Yes, if you determine that there’s suitable work that the worker is capable of doing.
The duty to re-employ injured workers is complicated because it comes from 2 different laws:
- Workers Comp laws of 8 jurisdictions (MB, NB, NL, NS, ON, PEI, QC and YK) expressly require employers to re-hire workers after they suffer workplace injuries; and
- Human Rights laws require employers to make accommodations for workers with disabilities.
Keep in mind that most work-related injuries would constitute disabilities under human rights laws. Translation: All injured workers are entitled to accommodations to the point of undue hardship.
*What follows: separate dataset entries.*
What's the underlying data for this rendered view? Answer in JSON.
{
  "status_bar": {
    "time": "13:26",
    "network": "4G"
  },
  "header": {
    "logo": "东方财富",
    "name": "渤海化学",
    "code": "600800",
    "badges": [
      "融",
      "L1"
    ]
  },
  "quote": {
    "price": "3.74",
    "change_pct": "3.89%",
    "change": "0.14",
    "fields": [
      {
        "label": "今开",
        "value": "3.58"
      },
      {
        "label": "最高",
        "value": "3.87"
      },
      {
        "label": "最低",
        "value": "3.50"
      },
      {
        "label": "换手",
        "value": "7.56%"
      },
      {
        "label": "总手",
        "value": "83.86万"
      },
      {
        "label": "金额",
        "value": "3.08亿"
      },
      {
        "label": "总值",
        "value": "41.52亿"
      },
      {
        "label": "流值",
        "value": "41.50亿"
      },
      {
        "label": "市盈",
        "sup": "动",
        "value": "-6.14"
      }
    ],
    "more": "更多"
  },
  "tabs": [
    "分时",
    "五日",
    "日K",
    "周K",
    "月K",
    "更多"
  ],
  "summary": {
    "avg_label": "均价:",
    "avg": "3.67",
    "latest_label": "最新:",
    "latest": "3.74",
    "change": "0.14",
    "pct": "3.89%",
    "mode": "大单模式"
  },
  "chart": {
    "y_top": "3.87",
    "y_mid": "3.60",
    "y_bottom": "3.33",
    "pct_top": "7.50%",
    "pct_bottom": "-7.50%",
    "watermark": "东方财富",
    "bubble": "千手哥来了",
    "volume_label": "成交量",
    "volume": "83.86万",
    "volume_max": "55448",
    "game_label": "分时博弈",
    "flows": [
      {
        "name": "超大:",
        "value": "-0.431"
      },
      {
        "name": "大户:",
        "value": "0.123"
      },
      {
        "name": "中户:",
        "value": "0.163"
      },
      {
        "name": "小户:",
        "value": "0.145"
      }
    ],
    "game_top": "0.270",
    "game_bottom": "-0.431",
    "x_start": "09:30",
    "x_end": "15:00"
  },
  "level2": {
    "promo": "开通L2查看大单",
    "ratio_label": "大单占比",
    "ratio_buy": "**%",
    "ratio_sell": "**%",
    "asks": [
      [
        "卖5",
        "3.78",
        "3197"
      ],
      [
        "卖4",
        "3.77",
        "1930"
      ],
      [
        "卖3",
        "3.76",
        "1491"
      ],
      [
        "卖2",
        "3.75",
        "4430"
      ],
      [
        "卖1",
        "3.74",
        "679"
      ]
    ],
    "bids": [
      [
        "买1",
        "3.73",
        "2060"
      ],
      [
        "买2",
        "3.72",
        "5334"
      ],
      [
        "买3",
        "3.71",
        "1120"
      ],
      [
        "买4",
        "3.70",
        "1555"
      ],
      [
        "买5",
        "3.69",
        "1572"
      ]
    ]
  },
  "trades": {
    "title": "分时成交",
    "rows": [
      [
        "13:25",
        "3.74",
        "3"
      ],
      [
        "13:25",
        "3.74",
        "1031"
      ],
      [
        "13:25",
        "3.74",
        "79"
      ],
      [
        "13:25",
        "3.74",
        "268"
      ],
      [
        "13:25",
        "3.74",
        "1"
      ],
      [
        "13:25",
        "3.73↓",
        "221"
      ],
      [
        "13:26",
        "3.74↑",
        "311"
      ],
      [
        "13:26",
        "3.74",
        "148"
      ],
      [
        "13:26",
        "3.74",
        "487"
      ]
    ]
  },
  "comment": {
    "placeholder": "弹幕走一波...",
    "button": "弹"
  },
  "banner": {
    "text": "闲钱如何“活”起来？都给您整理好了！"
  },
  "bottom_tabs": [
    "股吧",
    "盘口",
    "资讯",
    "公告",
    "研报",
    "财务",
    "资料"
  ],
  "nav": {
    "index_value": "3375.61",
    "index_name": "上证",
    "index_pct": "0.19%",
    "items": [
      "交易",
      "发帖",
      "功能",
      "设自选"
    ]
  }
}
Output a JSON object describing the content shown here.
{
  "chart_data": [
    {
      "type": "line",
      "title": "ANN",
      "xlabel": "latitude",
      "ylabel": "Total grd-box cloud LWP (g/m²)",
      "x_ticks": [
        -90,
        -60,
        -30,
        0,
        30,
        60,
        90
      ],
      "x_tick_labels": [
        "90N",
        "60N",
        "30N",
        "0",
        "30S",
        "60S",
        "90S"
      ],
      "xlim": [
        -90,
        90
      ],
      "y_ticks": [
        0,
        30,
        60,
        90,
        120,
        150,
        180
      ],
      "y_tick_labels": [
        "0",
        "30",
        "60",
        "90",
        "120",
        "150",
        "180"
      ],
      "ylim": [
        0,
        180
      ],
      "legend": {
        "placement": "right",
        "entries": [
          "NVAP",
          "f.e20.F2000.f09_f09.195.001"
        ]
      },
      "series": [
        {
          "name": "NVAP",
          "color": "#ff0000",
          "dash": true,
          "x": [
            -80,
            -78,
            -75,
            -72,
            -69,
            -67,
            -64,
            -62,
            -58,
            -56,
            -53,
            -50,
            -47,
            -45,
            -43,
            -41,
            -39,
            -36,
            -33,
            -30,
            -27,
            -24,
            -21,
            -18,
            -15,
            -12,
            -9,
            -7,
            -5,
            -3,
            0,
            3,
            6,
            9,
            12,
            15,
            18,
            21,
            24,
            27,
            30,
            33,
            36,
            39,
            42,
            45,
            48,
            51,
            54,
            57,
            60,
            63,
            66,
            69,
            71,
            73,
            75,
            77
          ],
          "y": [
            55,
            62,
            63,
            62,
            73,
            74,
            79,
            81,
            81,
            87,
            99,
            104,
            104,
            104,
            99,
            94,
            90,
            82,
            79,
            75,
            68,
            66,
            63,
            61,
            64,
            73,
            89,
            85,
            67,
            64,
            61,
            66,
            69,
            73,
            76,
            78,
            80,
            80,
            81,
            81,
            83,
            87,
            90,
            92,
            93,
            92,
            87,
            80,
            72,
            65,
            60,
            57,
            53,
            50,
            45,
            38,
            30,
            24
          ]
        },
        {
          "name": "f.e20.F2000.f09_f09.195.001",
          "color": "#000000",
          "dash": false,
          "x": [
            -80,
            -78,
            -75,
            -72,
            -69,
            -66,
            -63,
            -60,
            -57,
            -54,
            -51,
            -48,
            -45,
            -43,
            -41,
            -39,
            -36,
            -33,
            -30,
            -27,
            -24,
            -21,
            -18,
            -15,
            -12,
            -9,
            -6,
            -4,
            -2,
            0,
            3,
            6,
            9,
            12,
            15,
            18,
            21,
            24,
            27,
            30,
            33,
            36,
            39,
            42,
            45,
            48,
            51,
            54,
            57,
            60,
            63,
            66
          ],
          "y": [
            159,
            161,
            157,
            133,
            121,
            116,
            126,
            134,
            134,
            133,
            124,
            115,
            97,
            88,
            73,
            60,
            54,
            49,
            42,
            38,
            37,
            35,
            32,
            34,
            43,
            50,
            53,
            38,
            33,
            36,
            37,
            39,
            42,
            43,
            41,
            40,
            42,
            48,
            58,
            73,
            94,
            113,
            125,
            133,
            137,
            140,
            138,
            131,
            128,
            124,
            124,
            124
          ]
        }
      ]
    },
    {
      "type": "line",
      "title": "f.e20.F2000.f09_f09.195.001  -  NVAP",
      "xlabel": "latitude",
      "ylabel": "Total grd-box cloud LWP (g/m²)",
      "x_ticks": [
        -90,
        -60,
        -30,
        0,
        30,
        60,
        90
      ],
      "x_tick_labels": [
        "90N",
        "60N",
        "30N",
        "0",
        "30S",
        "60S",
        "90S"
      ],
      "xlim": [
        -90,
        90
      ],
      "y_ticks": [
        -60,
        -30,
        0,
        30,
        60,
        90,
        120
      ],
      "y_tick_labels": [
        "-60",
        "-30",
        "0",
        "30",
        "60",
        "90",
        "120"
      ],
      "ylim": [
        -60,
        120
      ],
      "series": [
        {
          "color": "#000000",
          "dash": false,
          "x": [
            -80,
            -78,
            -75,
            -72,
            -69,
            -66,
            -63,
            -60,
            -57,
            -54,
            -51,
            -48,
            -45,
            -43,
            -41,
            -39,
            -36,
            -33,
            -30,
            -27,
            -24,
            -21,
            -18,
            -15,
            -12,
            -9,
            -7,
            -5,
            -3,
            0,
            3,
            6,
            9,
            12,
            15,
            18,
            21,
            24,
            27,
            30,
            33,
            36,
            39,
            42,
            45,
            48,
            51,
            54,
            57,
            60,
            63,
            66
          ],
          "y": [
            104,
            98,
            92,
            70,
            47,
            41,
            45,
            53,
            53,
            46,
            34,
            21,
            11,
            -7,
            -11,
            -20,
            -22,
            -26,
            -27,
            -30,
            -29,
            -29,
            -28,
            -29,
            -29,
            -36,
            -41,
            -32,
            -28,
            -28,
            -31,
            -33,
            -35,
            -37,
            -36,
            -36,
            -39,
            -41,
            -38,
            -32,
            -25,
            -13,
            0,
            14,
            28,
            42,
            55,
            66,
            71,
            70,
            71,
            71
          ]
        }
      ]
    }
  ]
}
And unlike workers comp re-employment requirements, the duty to accommodate applies in all parts of Canada. In addition, the limitations that typically apply to workers comp re-employment (for example, they apply only to companies with at least a specific number of employees and to employees with a specific minimum amount of service) don’t apply to accommodation duties.
However, unlike the workers comp laws, the accommodation laws don’t specifically require employers to re-employ their injured workers. That may be a required accommodation; or it may be undue hardship. It all depends on the specific situation, especially the availability of suitable work. The one constant is that employers must at least consider accommodations, specifically by assessing the worker’s capabilities and determining if there are jobs suitable for those capabilities.